The Beatles had met Fiona Adams the previous Sunday when they were filming their slot for Thank Your Lucky Stars at Teddington TV studio. She had asked them to come to the office for a photoshoot for the magazine.
They started at Boyfriend’s cramped photo studio, then she had the idea to take them out. As she later said:
“I had been keen at that time to break away from the conventional Hollywood-style of stage and studio shot. To this end, I would ride around on the top deck of London buses to search out possible locations. An abandoned area had caught my eye at the crossroads of Euston and Gower Street. This was still a London blitzed in parts and awaiting rebuilding.”
So, The Beatles, Fiona and her camera gear, and journalist Maureen O’Grady all piled into a taxi to the location that the photographer had found. She climbed down into the bombed out cellar, open to the sky, while The Beatles stood on the wall above her and leapt at her command. Three rolls of film later, and they were done.
The photographs were not commissioned for a record sleeve, but for a feature in Boyfriend, but when John Lennon and their publicist Tony Barrow went through the contacts to approve the one for publication, this shot stood out.
Capturing a different Britain
Used for the EP cover, Fiona Adams was uncredited: standard practice at the time. She continued her career photographing musicians before marrying in 1972, returning to the Channel Islands and carrying on her work there. She died in Guernsey in 2020. Her name never became mythic in the way her subjects’ did. But at a crucial moment, she captured something that was to become transformative.
Adams belonged to a Soho that is less celebrated and less remembered. Not the Soho of clubs, recording studios and boutiques, but the Soho of desks, telephones, contact sheets and filing cabinets. It was in those back rooms, and in bombed-out London spaces just beyond them, that pop culture was sifted, selected and styled before it reached the world.
Boyfriend stood alongside the music papers of its era, different in tone, different in audience, but equally vital within the creative ecosystem that shaped how a generation understood itself. The emotional language of pop did not flow only through the NME or Melody Maker; it flowed through teenage girls’ magazines as well.
And this single image captures that shift. It is not an image of escape from Britain. The setting is unmistakably local, ordinary, post-war. The message is not we are leaving this behind, but we are changing how we live within it. A generation is not running away from the ruins; it is dancing on them.

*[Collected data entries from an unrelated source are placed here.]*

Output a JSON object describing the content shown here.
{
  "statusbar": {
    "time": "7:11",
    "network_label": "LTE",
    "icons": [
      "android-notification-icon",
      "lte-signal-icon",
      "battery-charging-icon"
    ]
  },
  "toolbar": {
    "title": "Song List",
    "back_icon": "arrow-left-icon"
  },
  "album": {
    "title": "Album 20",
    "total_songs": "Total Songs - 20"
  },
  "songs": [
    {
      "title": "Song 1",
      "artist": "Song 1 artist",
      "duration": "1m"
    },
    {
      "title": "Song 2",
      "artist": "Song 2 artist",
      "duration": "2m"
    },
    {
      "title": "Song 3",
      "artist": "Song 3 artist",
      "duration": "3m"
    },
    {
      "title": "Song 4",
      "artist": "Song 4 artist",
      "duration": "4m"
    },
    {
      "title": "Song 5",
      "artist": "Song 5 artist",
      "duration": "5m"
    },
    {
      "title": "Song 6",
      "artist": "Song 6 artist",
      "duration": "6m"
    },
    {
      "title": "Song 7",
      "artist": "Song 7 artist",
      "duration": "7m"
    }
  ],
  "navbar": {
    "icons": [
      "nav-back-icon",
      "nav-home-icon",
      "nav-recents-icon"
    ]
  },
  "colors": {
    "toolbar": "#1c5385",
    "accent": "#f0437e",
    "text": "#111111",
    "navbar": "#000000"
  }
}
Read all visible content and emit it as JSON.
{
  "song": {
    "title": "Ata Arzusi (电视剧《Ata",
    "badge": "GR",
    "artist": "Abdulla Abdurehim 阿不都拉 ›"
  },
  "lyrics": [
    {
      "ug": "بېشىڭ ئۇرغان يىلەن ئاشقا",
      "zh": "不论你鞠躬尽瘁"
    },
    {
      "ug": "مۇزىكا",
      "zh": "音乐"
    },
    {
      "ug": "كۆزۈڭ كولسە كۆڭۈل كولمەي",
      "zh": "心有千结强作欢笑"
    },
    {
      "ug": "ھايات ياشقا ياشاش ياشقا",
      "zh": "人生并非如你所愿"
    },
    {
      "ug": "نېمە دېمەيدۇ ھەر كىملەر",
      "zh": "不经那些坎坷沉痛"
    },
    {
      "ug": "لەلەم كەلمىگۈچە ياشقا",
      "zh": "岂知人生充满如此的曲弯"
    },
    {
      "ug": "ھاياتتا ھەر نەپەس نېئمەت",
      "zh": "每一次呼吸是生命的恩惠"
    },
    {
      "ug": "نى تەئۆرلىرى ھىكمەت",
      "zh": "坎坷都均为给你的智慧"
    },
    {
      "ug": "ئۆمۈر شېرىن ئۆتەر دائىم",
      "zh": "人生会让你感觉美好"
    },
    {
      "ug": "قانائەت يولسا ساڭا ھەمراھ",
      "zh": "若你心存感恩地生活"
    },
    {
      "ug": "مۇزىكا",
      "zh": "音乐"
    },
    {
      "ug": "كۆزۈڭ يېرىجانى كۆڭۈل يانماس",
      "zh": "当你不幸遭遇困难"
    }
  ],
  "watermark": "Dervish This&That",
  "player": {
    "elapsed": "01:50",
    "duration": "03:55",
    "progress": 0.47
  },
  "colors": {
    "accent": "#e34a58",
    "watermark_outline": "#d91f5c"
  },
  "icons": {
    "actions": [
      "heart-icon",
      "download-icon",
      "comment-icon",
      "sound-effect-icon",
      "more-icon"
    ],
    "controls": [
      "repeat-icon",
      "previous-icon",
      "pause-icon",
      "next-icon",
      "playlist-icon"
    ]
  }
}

In that movement - joyful, collective, unembarrassed - lies the beginning of a different Britain.
Notes
Our quote from Fiona Adams comes from here: https://www.beatlesbible.com/1963/04/25/beatles-photographed-by-fiona-adams/
This was a piece that draws on a range of online sources, and checking dates with the books that we’ve detailed in our previous bibliography.
A couple of inspirations and thanks here…
The Picture This series by Margaret Bennett is one of my Substack highlights and so I borrowed her semiotic approach and overall sense of joy when describing photos.
Another highlight is Wendy Varley whose Wendy’s World often explores her time as a journalist for Just Seventeen on Carnaby Street. She knows far more about this side of publishing than I ever will, and her posts are always fascinating.



How fascinating that the brilliant cover photo on Twist and Shout came from a photo shoot for Boyfriend magazine. What an image!
Thanks so much for the kind mention, Mike. Teenage magazines had real reach and influence for several decades. Such a big part of youth culture.
It was fun to read this. I never knew anything about that image but it’s been familiar to me for a long time. I can imagine the scene very clearly now, thank you.
I’ve never heard of Fiona. A great shot.
Thanks also for the mention Mike, it’s most appreciated.